Boost your English during your intensive English program on campus

A journey of a thousand miles goes step by step. Why always walk the same way? Why not change shoes often?

Of course, you’ll want to stick with the tried and true methods of reading, writing, and listening during your intensive English course. But you can also develop extra English knowledge and skill every day with memory tricks, word games, and easy activities.

While far from a comprehensive list of free English tips, here are 5 simple suggestions for making the most of your Intensive English class while amusing yourself and friends.

Tip #1 – Role plays while taking an Intensive English program

Learning English shouldn’t be lonely labor. Since language is about communication, you need to practice speaking English in real world situations, from the supermarket to the workplace. 

Whether or not you’re in an intensive English course on campus at home you can act out scenes from daily life with classmates, friends, or family. Laughter in a group helps you remember. The crazier the better! 

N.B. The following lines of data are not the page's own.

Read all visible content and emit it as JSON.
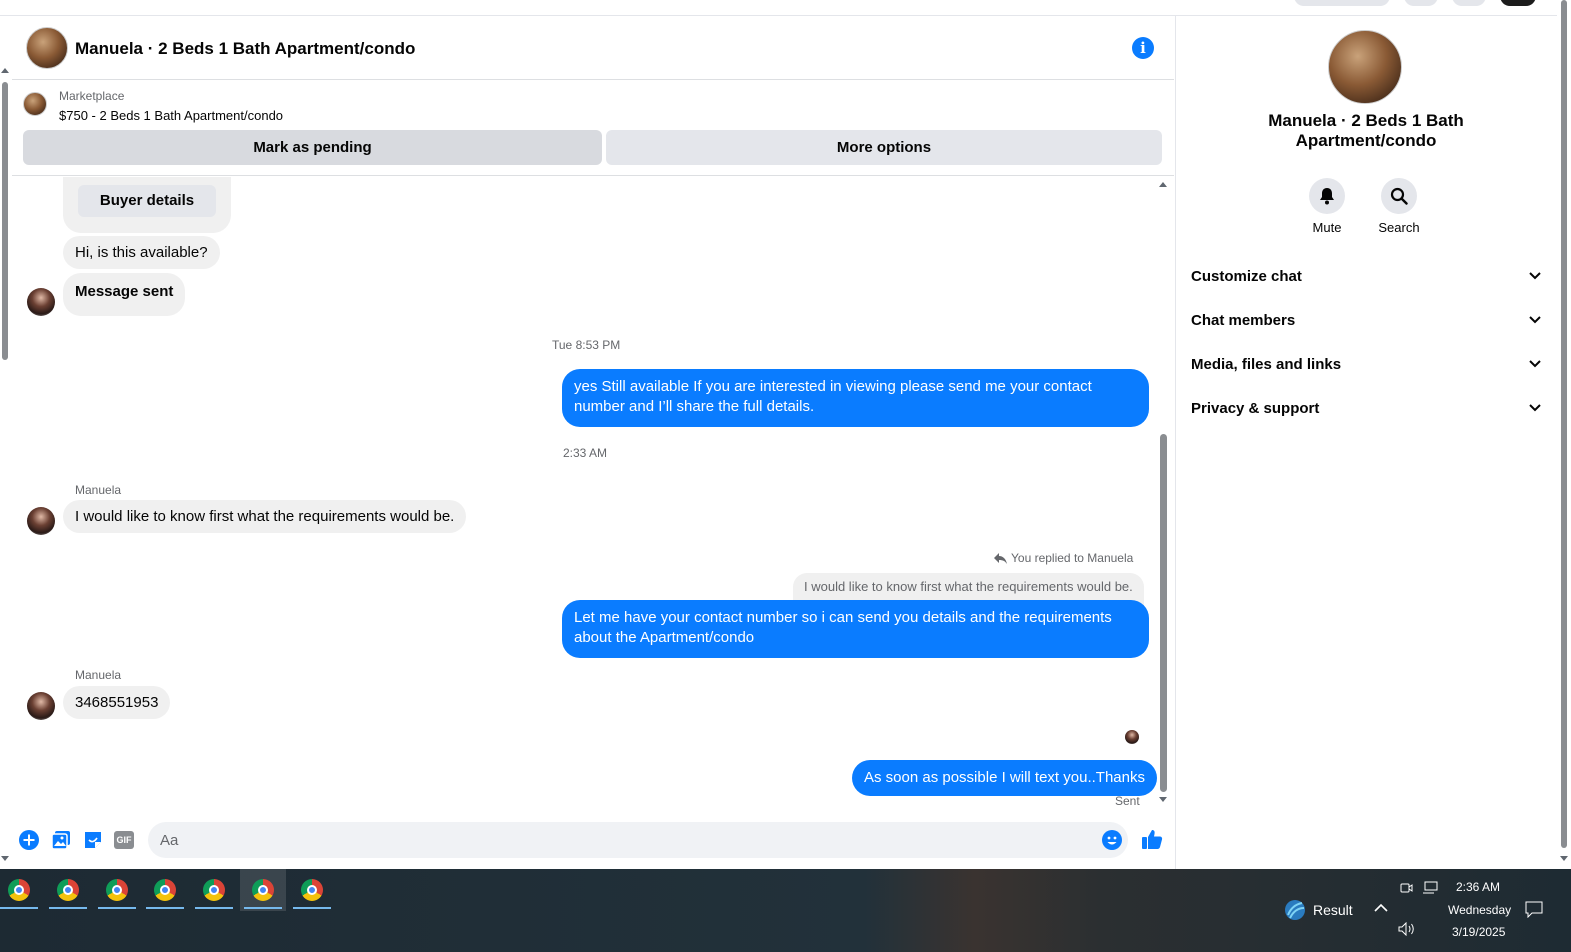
{
  "header": {
    "title": "Manuela · 2 Beds 1 Bath Apartment/condo",
    "info_glyph": "i"
  },
  "marketplace": {
    "label": "Marketplace",
    "listing": "$750 - 2 Beds 1 Bath Apartment/condo",
    "mark_pending": "Mark as pending",
    "more_options": "More options"
  },
  "messages": {
    "buyer_details": "Buyer details",
    "m1": "Hi, is this available?",
    "m2": "Message sent",
    "ts1": "Tue 8:53 PM",
    "out1": "yes Still available If you are interested in viewing please send me your contact number and I’ll share the full details.",
    "ts2": "2:33 AM",
    "sender1": "Manuela",
    "in1": "I would like to know first what the requirements would be.",
    "reply_note": "You replied to Manuela",
    "quoted": "I would like to know first what the requirements would be.",
    "out2": "Let me have your contact number so i can send you details and the requirements about the Apartment/condo",
    "sender2": "Manuela",
    "in2": "3468551953",
    "out3": "As soon as possible I will text you..Thanks",
    "status": "Sent"
  },
  "composer": {
    "placeholder": "Aa",
    "gif_label": "GIF"
  },
  "panel": {
    "title": "Manuela · 2 Beds 1 Bath Apartment/condo",
    "mute": "Mute",
    "search": "Search",
    "sections": [
      "Customize chat",
      "Chat members",
      "Media, files and links",
      "Privacy & support"
    ]
  },
  "taskbar": {
    "app_count": 7,
    "result": "Result",
    "time": "2:36 AM",
    "day": "Wednesday",
    "date": "3/19/2025"
  },
  "colors": {
    "accent": "#0a7cff",
    "incoming": "#f0f0f0",
    "muted_text": "#65676b"
  }
}
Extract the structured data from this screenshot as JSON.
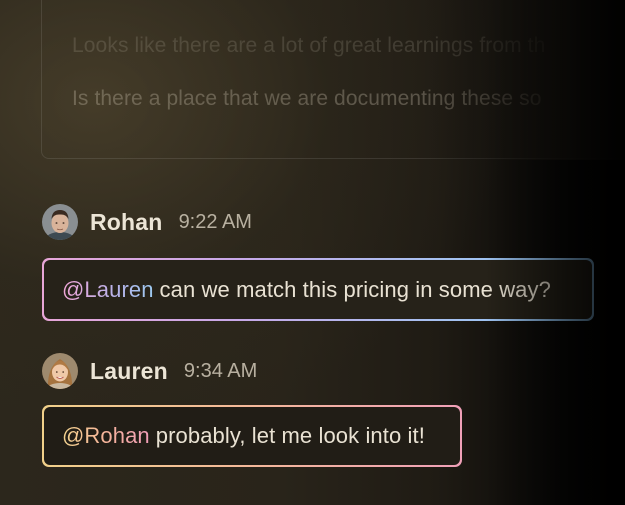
{
  "previous_message": {
    "line1": "Looks like there are a lot of great learnings from th",
    "line2": "Is there a place that we are documenting these so"
  },
  "messages": [
    {
      "author": "Rohan",
      "time": "9:22 AM",
      "mention": "@Lauren",
      "text": "can we match this pricing in some way?"
    },
    {
      "author": "Lauren",
      "time": "9:34 AM",
      "mention": "@Rohan",
      "text": "probably, let me look into it!"
    }
  ],
  "colors": {
    "background": "#29241a",
    "author_text": "#ece5d6",
    "time_text": "#b8b0a0",
    "message_text": "#e9e2d3",
    "bubble1_gradient": [
      "#e7a6d8",
      "#a8c0f0",
      "#8ec8f4"
    ],
    "bubble2_gradient": [
      "#f1d08a",
      "#f4b89a",
      "#f0a0b8"
    ]
  },
  "icons": {
    "rohan_avatar": "avatar-rohan",
    "lauren_avatar": "avatar-lauren"
  }
}
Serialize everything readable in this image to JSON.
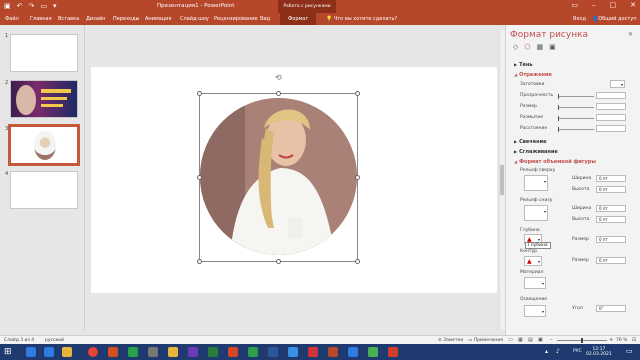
{
  "titlebar": {
    "doc_title": "Презентация1 - PowerPoint",
    "tools_context": "Работа с рисунками",
    "login": "Вход",
    "share": "Общий доступ"
  },
  "ribbon": {
    "tabs": [
      "Файл",
      "Главная",
      "Вставка",
      "Дизайн",
      "Переходы",
      "Анимация",
      "Слайд-шоу",
      "Рецензирование",
      "Вид",
      "Формат"
    ],
    "active_tab": "Формат",
    "tellme_placeholder": "Что вы хотите сделать?"
  },
  "thumbnails": [
    {
      "num": "1"
    },
    {
      "num": "2"
    },
    {
      "num": "3"
    },
    {
      "num": "4"
    }
  ],
  "pane": {
    "title": "Формат рисунка",
    "sections": {
      "shadow": "Тень",
      "reflection": "Отражение",
      "glow": "Свечение",
      "smoothing": "Сглаживание",
      "bevel3d": "Формат объемной фигуры"
    },
    "reflection": {
      "presets": "Заготовки",
      "transparency": "Прозрачность",
      "size": "Размер",
      "blur": "Размытие",
      "distance": "Расстояние"
    },
    "bevel": {
      "top_bevel": "Рельеф сверху",
      "bottom_bevel": "Рельеф снизу",
      "width": "Ширина",
      "height": "Высота",
      "top_width_value": "0 пт",
      "top_height_value": "0 пт",
      "bottom_width_value": "0 пт",
      "bottom_height_value": "0 пт",
      "depth": "Глубина",
      "depth_size_label": "Размер",
      "depth_size_value": "0 пт",
      "contour": "Контур",
      "contour_size_label": "Размер",
      "contour_size_value": "0 пт",
      "material": "Материал",
      "lighting": "Освещение",
      "angle_label": "Угол",
      "angle_value": "0°"
    },
    "tooltip": "Глубина"
  },
  "statusbar": {
    "slide_info": "Слайд 3 из 4",
    "language": "русский",
    "notes": "Заметки",
    "comments": "Примечания",
    "zoom": "76 %"
  },
  "taskbar": {
    "lang": "РУС",
    "time": "12:17",
    "date": "02.03.2021"
  },
  "colors": {
    "accent": "#b7472a",
    "accent_dark": "#8e2f1a",
    "pane_heading": "#c0504d",
    "taskbar": "#1e3a6e"
  }
}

You can act out the situations with or without a plan. For extra focus, add three vocabulary words (like the names of three vegetables, devices, or emotions) or a grammar point (like advice modals should, ought to, had better). Award yourself points for using the focus words.

Here are some example role play scenarios ranging from the serious to the silly:

  • Interview a celebrity. (practice who, what, when, why, where, how questions)
  • Complain about your terrible vacation. (practice negative adjectives)
  • Decide on COVID-19 policy for your dormitory (practice negotiation)
  • Pretend you’re different talking animals in the zoo (practice small talk)
  • Answer a customer service call about a broken device (practice diplomatic language)
  • Interview for a job as Leader of the World (practice telling stories about your successes)Online teacher saying lets do a role play experiment.

Your Intensive English program on campus may incorporate role plays, while your Intensive English classes online may include only a few due to technology limits. However, in your free time outside of class, you and friends can take vocabulary and grammar structures from your intensive English class and use them in imaginary, even crazy situations. Crazy is good.

Tip to Learn English #2 – Mnemonic Devices while taking an Intensive English program

A mnemonic device is a memory trick that helps you remember information.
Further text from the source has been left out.